Baseball is just as often a game of 20 feet as it is of inches, and the beauty of it is you never know from one play to the next which it will be. Last summer, on the night of July 6 there were no close calls, not at third base, where Palermo was stationed for the game between the Texas Rangers and the California Angels at Arlington Stadium. Instead, Palermo, known as one of the best ball-and-strike umpires of the modern era, had eased through a quiet night at his corner of the diamond, then headed off to Campisi's Egyptian Restaurant, a popular hangout in Dallas for sports figures that is owned by Palermo's best friend, Corky Campisi.

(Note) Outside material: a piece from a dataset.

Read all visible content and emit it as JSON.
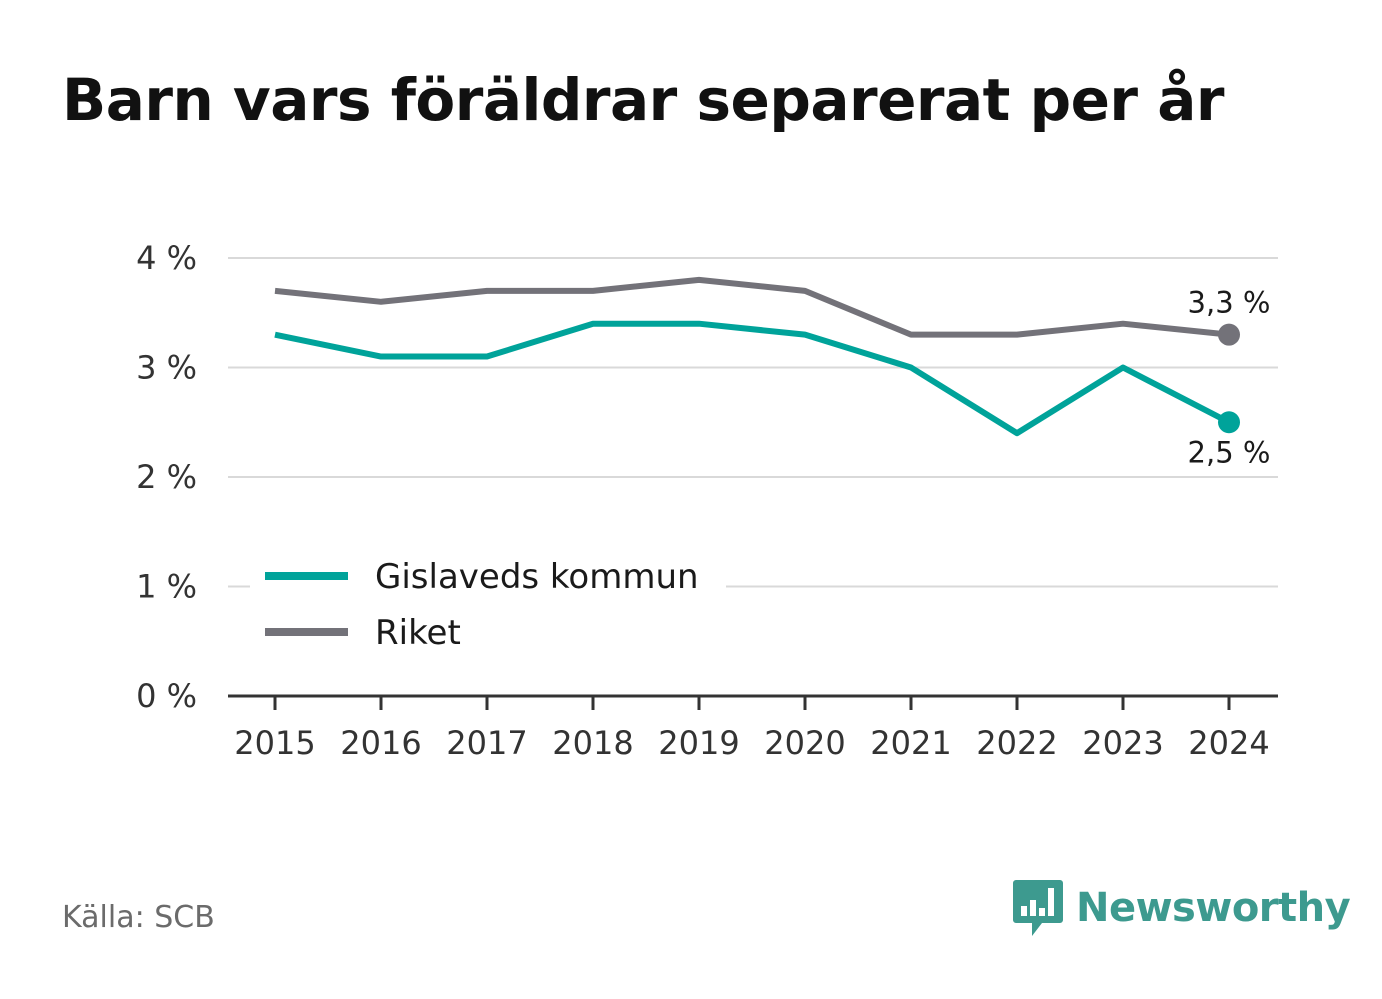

Palermo was sitting at a corner booth with Campisi and former SMU lineman Terence Mann shortly before 1 a.m. when bartender Jimmy Upton suddenly shouted that two of the restaurant's waitresses—Melinda Henson and Dixie Bristow—were being robbed and beaten in the parking lot. When Palermo and the five other men still in the restaurant burst out the door, the three muggers quickly scattered, two of them in a car and one on foot. Mann and Palermo began to chase the runner.

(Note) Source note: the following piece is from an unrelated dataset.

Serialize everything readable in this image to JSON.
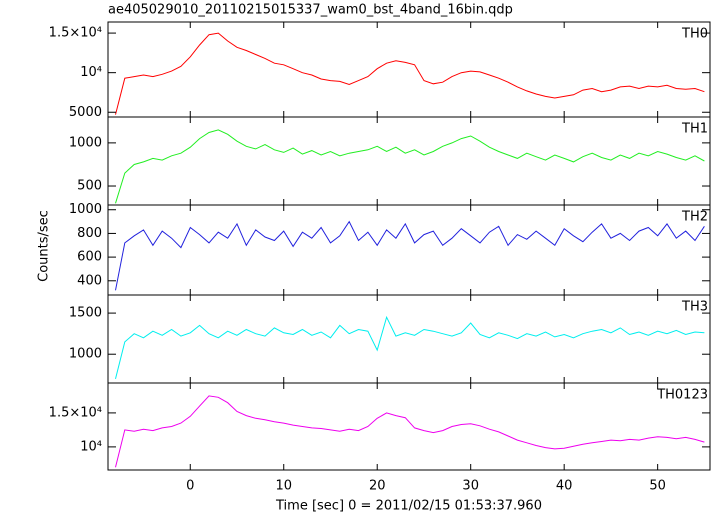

It was while he was running down the darkened street after someone half his age that Palermo, who is 42, thought, This might not be the smartest thing I've ever done.
The chase ended when Campisi came roaring by in his Jeep, jumped out and brought the mugger down with a clothesline tackle. Mann, who is 6'4" and weighs 280 pounds, held him down while someone went to call the police. Palermo was still catching his breath when a car pulled up, the same car that had fled the scene moments earlier; a man later identified as Kevin Bivins stuck a pistol out the window and started firing. Bivins, who was on furlough from the Army after serving in Desert Storm, fired five times in rapid succession. Palermo thinks it was the last shot that hit him in the back. (In November, Bivins was convicted of aggravated battery and is now serving a 75-year sentence in a Texas prison.)
"It felt like somebody was pouring hot water on my legs," Palermo says. "There was a warm numbness, as if I was a chocolate bar melting into the hot pavement. Then I felt for my legs and they were like two hollow logs. It was like nothing." The bullet had entered his right side, nicking one of Palermo's kidneys and his spinal column. "I thought I had landed on a rock, and I asked Jimmy Upton to get the rock out from under my back and let me roll over," Palermo recalls. "I said, 'Jimmy, I don't know how bad this is. If I die, tell Debbie [Palermo's bride of five months] I love her. And tell my parents I love them too. And my brothers and sisters.' I was telling him who should get my golf clubs when Jimmy said, 'There's going to be no dying here.' "
Mann had been shot three times, in the chin, arm and thigh, but eventually made a near-complete recovery. Palermo was taken to Parkland Memorial Hospital; two days after the shooting, the neurosurgeon who operated on him told his wife and his brother Jimmy that Steve would probably never walk again. Neither one of them wanted to pass along so despairing a prognosis. "You tell him that," Debbie angrily said to the doctor.
"When he talked to me, he tempered everything," Steve says, "but he made it very plain there was little hope, if any. The percentages were minimal."